C’est un livre terrible et beau. Le lecteur et la lectrice oscillent entre le plaisir de la lecture d’une belle langue, celle de Kamel Daoud, et l’effroi face à ce que dit cette langue, à ce qu’elle raconte. Cela se passe en Algérie. Aube est enceinte, elle raconte son histoire à l’enfant qu’elle porte. Son histoire et celle de la guerre civile qui a sévi de 1992 à 2002. Aube est muette, le couteau d’un islamiste voulant l’égorger alors qu’elle était enfant, la nuit du 31 décembre 1999, a détruit ses cordes vocales. Elle porte au cou la cicatrice de cet acte barbare, c’est un collier que plus personne ne veut voir en Algérie. Cette guerre civile, il est interdit d’en parler, sous peine d’amende et d’emprisonnement, au prétexte d’amnistie des crimes et de réconciliation nationale. La seule guerre admise officiellement est celle d’indépendance, dans les années 1950 et 1960. C’est un livre terrible car il dit cette guerre dont on ne doit pas parler, les dizaines de milliers de morts, les égorgements sauvages d’hommes, de femmes et d’enfants, les villages décimés; terrible aussi par ce qu’il dit de la condition des femmes en Algérie. C’est un beau livre parce que Kamel Daoud est un formidable écrivain.
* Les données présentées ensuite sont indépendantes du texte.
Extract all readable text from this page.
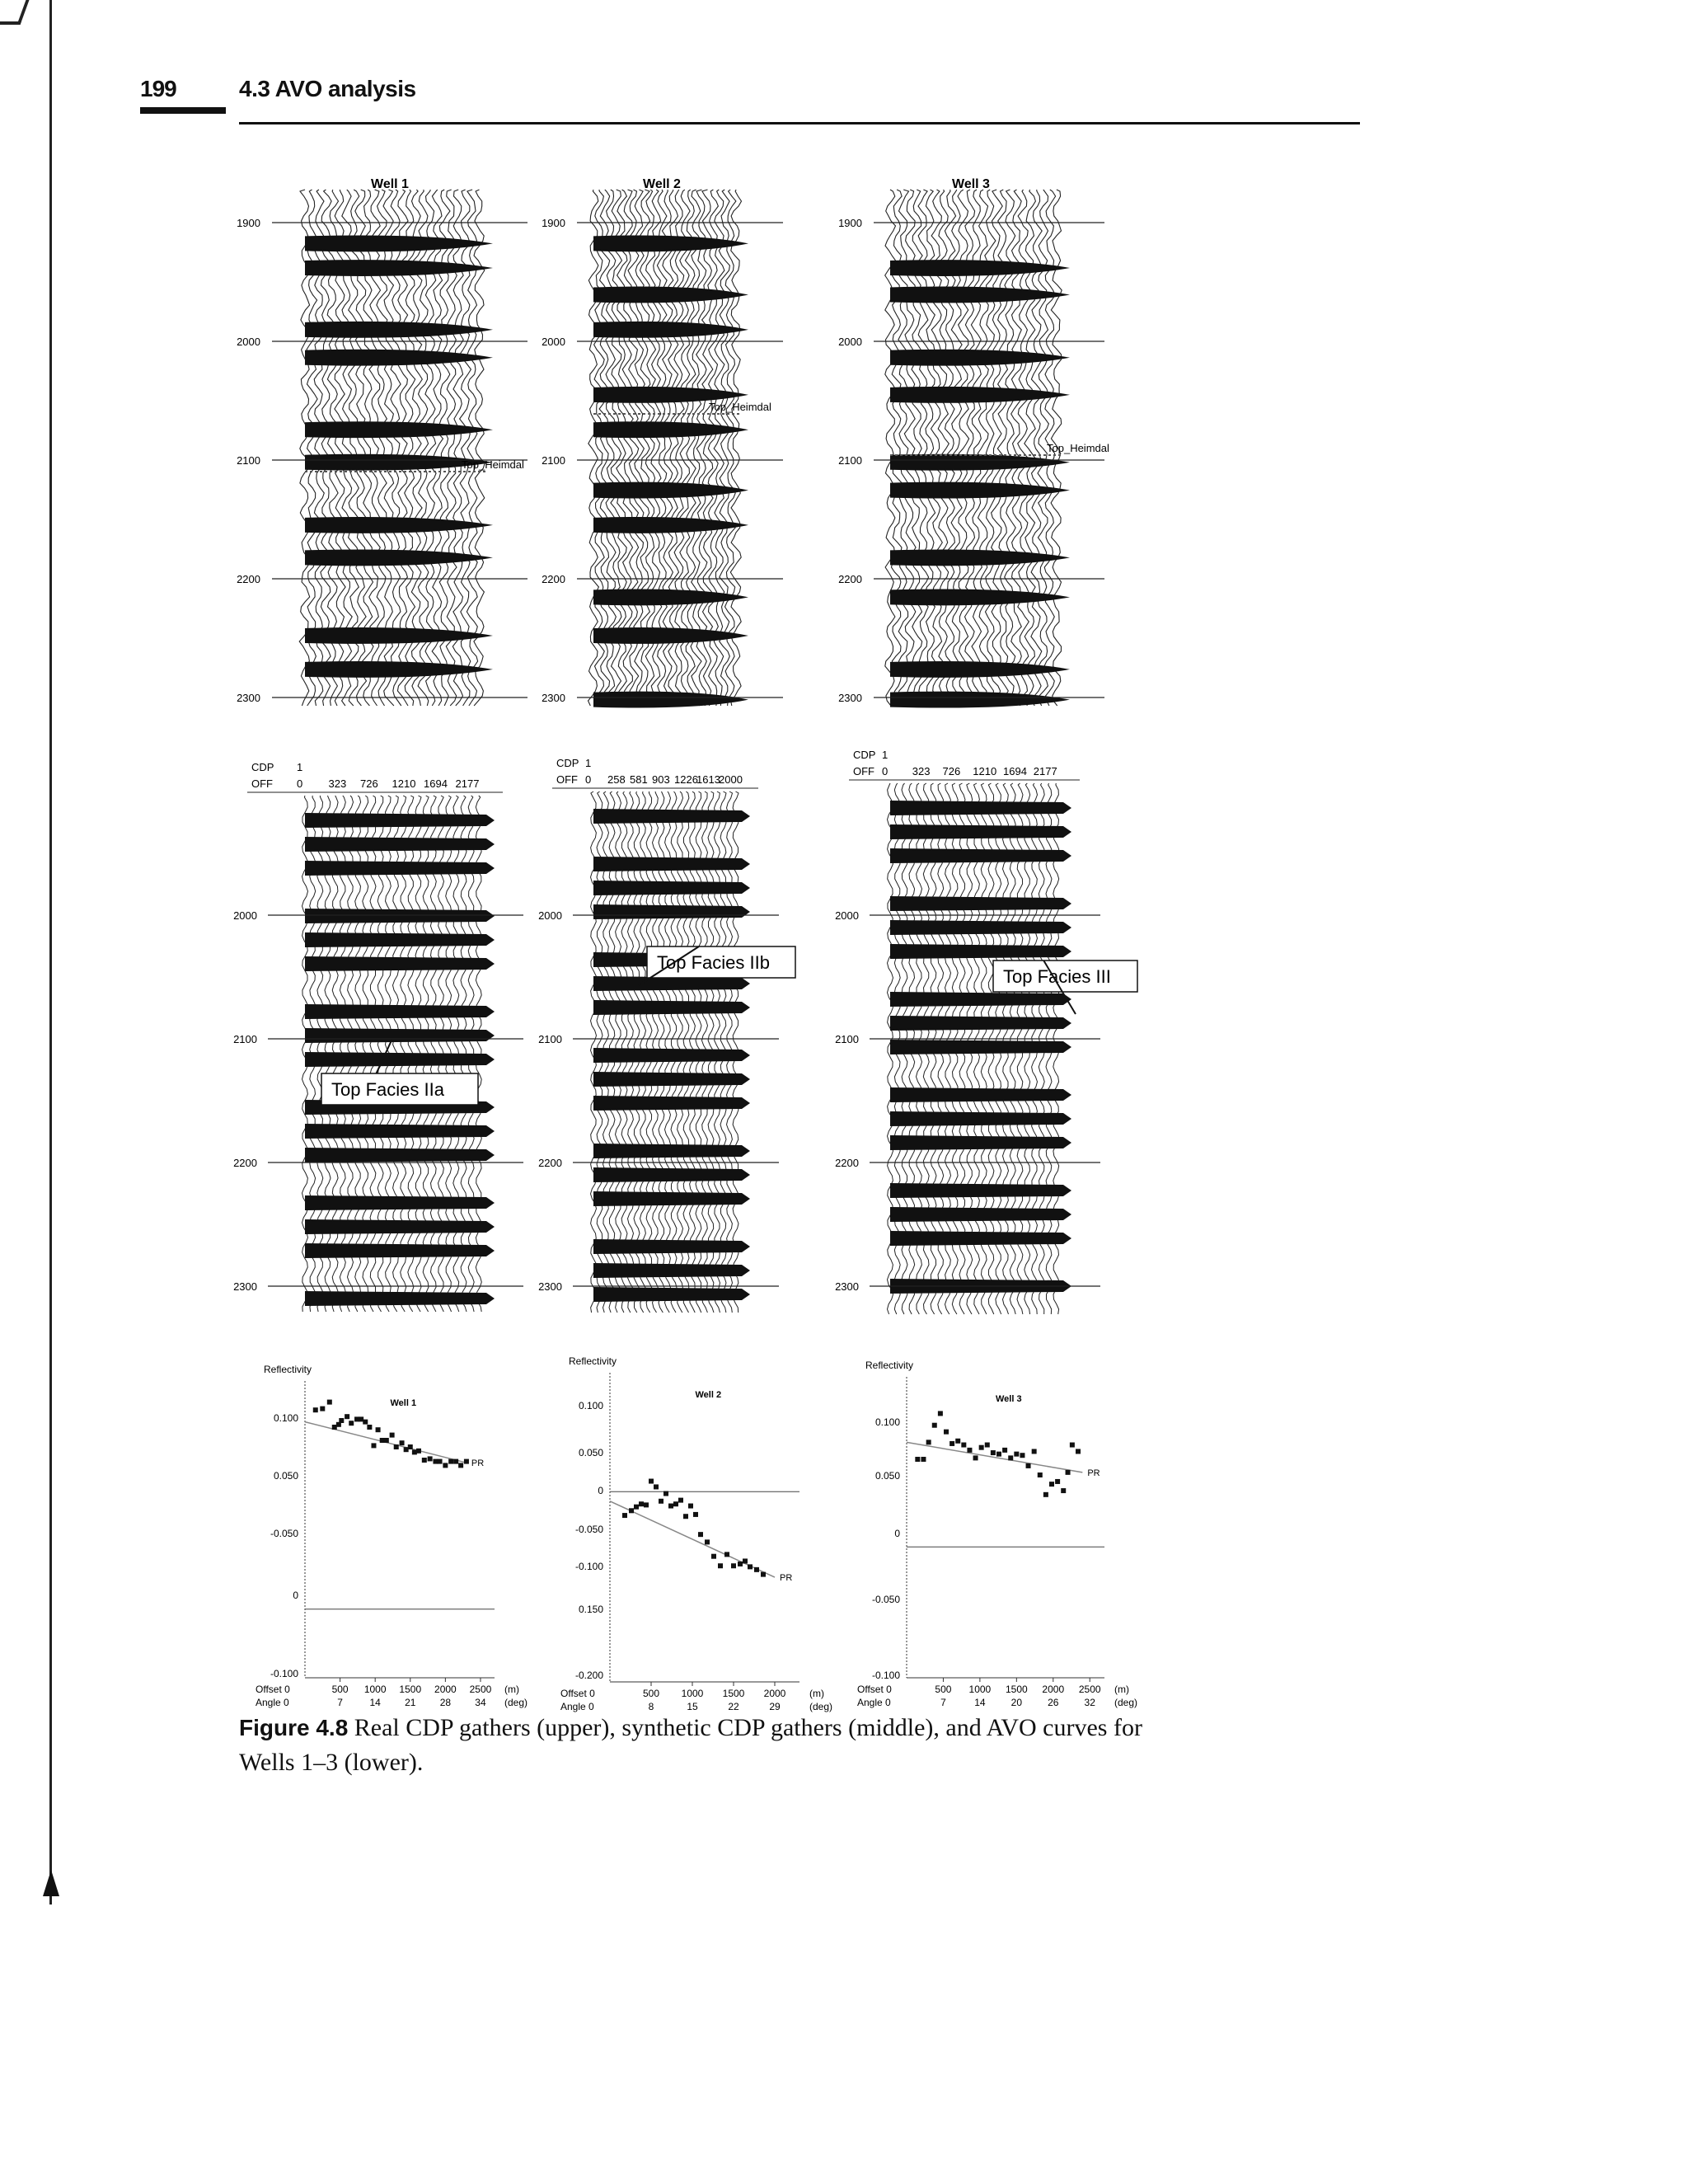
199	4.3 AVO analysis
Well 1
1900
2000
2100
2200
2300
Top_Heimdal
Well 2
1900
2000
2100
2200
2300
Top_Heimdal
Well 3
1900
2000
2100
2200
2300
Top_Heimdal
CDP
OFF
1
0 323 726 1210 1694 2177
2000
2100
2200
2300
Top Facies IIa
CDP
OFF
1
0 258 581 903 1226
1613
2000
2000
2100
2200
2300
Top Facies IIb
CDP
OFF
1
0 323 726 1210 1694 2177
2000
2100
2200
2300
Top Facies III
Reflectivity
0.100
0.050
-0.050
0
-0.100
Well 1
PR
Offset 0
Angle 0
500
7
1000
14
1500
21
2000
28
2500
34
(m)
(deg)
Reflectivity
0.100
0.050
0
-0.050
-0.100
0.150
-0.200
Well 2
PR
Offset 0
Angle 0
500
8
1000
15
1500
22
2000
29
(m)
(deg)
Reflectivity
0.100
0.050
0
-0.050
-0.100
Well 3
PR
Offset 0
Angle 0
500
7
1000
14
1500
20
2000
26
2500
32
(m)
(deg)
Figure 4.8 Real CDP gathers (upper), synthetic CDP gathers (middle), and AVO curves for Wells 1–3 (lower).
Aube ne sait pas si elle va garder l’enfant qu’elle porte dans son ventre, si elle peut le faire dans un pays qui ne veut pas voir sa cicatrice à elle et entendre le souvenir de ses plaies, qui ne veut pas voir ses cicatrices à lui ni ses plaies. Oui, Kamel Daoud est un formidable écrivain, il sait dire tout à la fois la vie et la mort, être tendre et respectueux avec ses personnages mais résolu face à la réalité qu’il décrit. «Les armes? Ce furent des couteaux et des mosquées et des hommes barbus et l’hiver, un jeu de cache-cache et ma sœur Taïmoucha et les moutons de mon père et son dos d’homme qui ne sait plus où aller ni quoi tenter pour échapper aux menaces du jour et de la nuit. Il y eut plus de 1'000 morts à Had Chekala. Ou 453. Ou des dizaines selon les journaux. Ou personne, selon le décompte actuel.»


Kamel Daoud sera au Livre sur les quais, à Morges, vendredi 30 et samedi 31 août, dimanche 1er septembre.